Ensuite, il faut bien que j'avoue que la famille élargie de Johns ne me plait pas, ne m'a jamais plus. Je n'ai aucune sympathie pour Pedro, Eugene, Darla, qui sont des personnages surnuméraires, encombrants, embarrassants. Waid, là encore, ne semble pas savoir qu'en faire, mais a-t-il le choix ? Je n'en ai pas l'impression : c'est un héritage qu'il doit gérer. Et au passage il oublie complètement d'un épisode à l'autre Mary Marvel, présente le mois dernier et ici invisible. On me dira qu'elle figure dans la mini-série Amazons Attack mais justement c'est un autre caillou dans le jardin de Waid qui ne dispose visiblement pas de son casting comme il le devrait. Et ça commence à faire beaucoup d'éléments qu'il ne maîtrise pas.
Bref, ça ne fonctionne pas. Et pas que sur un plan narratif. Dan Mora est devenu la coqueluche des fans et c'est mérité. C'est un artiste incontestablement doué, un storyteller graphique d'une puissance phénoménale, capable de produire deux épisodes de deux séries différentes par mois (sans compter un nombre incalculable de variant covers). On ne peut que respecter ça.
Mais aussi doué soit-il, je trouve que Shazam ! n'est pas fait pour lui. Il dessine le Captain comme il dessine Superman dans World's Finest : super baraqué, les muscles sculptés comme un body-builder, la mâchoire carrée, le costume collant à la peau.

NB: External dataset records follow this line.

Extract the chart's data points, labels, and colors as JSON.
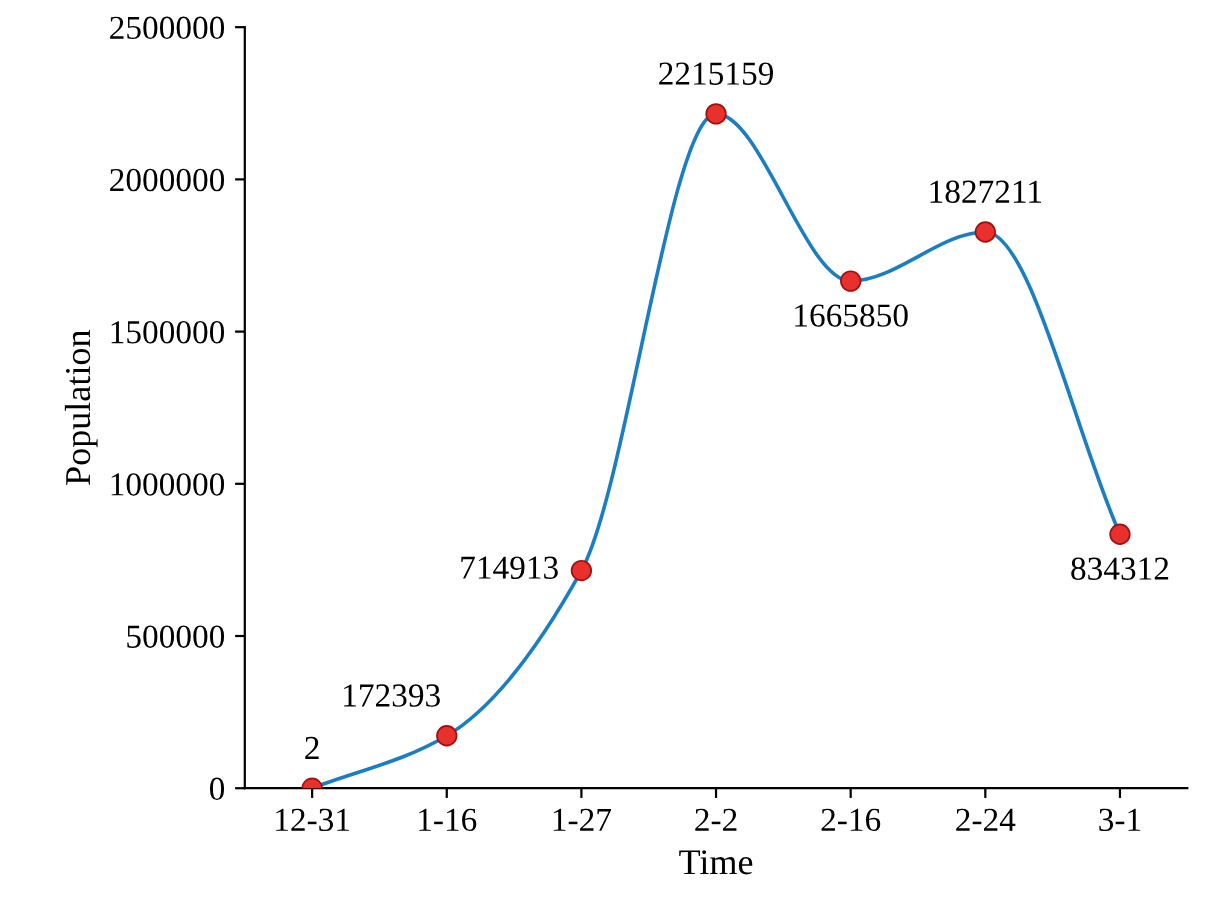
{
  "chart_data": {
    "type": "line",
    "xlabel": "Time",
    "ylabel": "Population",
    "categories": [
      "12-31",
      "1-16",
      "1-27",
      "2-2",
      "2-16",
      "2-24",
      "3-1"
    ],
    "series": [
      {
        "color": "#1b7ec2",
        "colors": [
          "#e8302c",
          "#e8302c",
          "#e8302c",
          "#e8302c",
          "#e8302c",
          "#e8302c",
          "#e8302c"
        ],
        "values": [
          2,
          172393,
          714913,
          2215159,
          1665850,
          1827211,
          834312
        ]
      }
    ],
    "ylim": [
      0,
      2500000
    ],
    "yticks": [
      0,
      500000,
      1000000,
      1500000,
      2000000,
      2500000
    ],
    "marker": "circle",
    "data_labels": true,
    "grid": false
  }
}
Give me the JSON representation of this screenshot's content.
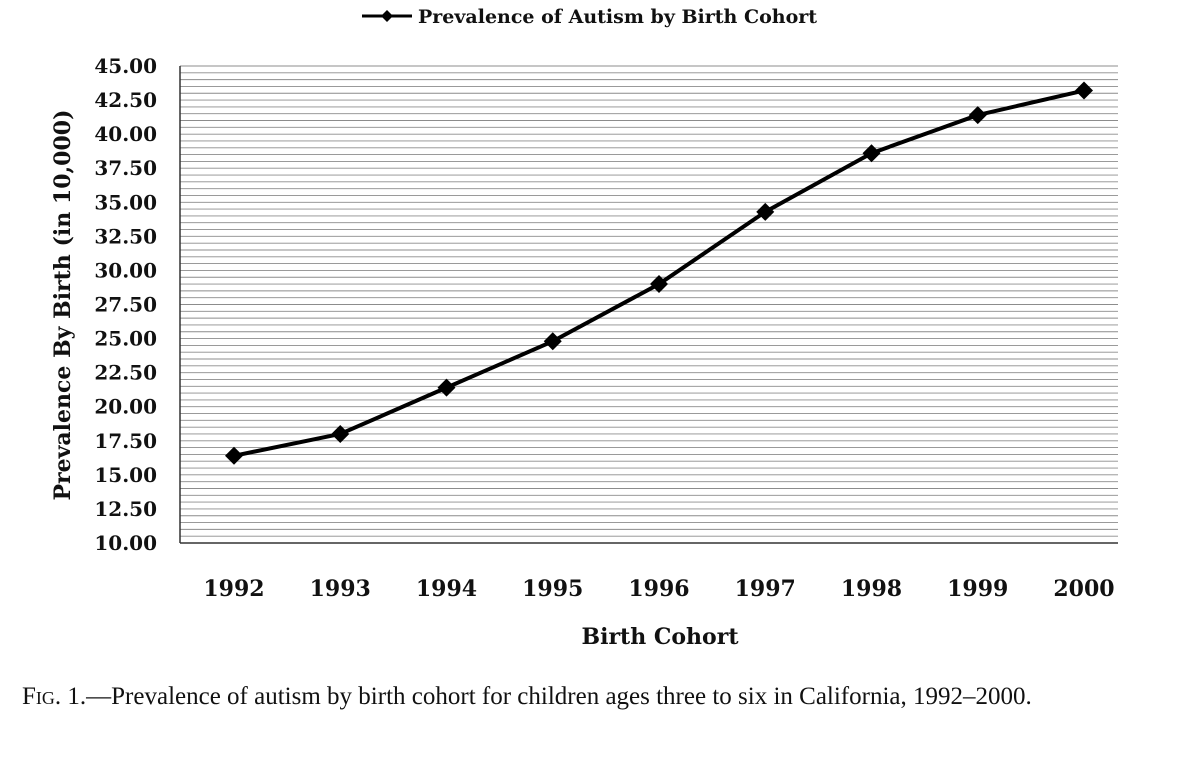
{
  "chart_data": {
    "type": "line",
    "legend": {
      "label": "Prevalence of Autism by Birth Cohort",
      "position": "top-center"
    },
    "xlabel": "Birth Cohort",
    "ylabel": "Prevalence By Birth (in 10,000)",
    "categories": [
      "1992",
      "1993",
      "1994",
      "1995",
      "1996",
      "1997",
      "1998",
      "1999",
      "2000"
    ],
    "series": [
      {
        "name": "Prevalence of Autism by Birth Cohort",
        "values": [
          16.4,
          18.0,
          21.4,
          24.8,
          29.0,
          34.3,
          38.6,
          41.4,
          43.2
        ],
        "color": "#000000",
        "marker": "diamond"
      }
    ],
    "ylim": [
      10,
      45
    ],
    "yticks": [
      "45.00",
      "42.50",
      "40.00",
      "37.50",
      "35.00",
      "32.50",
      "30.00",
      "27.50",
      "25.00",
      "22.50",
      "20.00",
      "17.50",
      "15.00",
      "12.50",
      "10.00"
    ],
    "grid": "horizontal"
  },
  "caption": {
    "label": "Fig. 1.",
    "text": "—Prevalence of autism by birth cohort for children ages three to six in California, 1992–2000."
  }
}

On est à des lieux de la rondeur du personnage de C.C. Beck, qui ressemble à une version prématurément adulte de Billy Batson.
Billy et son alter ego sont en réalité des mômes là où Mora les distingue trop : Billy est assez jeune mais le Captain est trop adulte. On est là dans un cas de figure plus proche de Rick Jones et Captain Mar-Vell que de Shazam !. Le charme n'opère jamais et quand le script souligne que le Captain a encore parfois une attitude de gamin, Mora dessine ça de façon trop caricaturale. Chris Samnee, qui signe les variant covers de la série capte la nature profonde des deux personnages avec la même perfection que Cameron Stewart dans Thunderworld et montre par là même à quel point la justesse de la représentation visuelle se joue à des détails plus qu'au talent et à la technique.
J'ajouterai enfin que, d'une part, sur cet épisode, dont l'action se déroule dans le rocher de l'éternité, Mora zappe le décor de manière trop voyante pour ne pas être remarqué, et d'autre part, ultime défaut de la série, la colorisation d'Alejandro Sanchez ne convient pas du tout, trop sombre (pourquoi diable Tamra Bonvillain, l'habituelle coloriste de Mora, à la palette bien plus adaptée, ne s'en occupe-t-elle pas ?).
C'est rare d'arrêter un titre bien fait. Mais si le talent ne manque pas à Shazam !, en revanche la manière si. Je n'arrive pas à adhérer, à trouver ce que j'aime. Arrêter est alors le plus sage, avant de se mettre à parler d'une série pour de mauvaises raisons.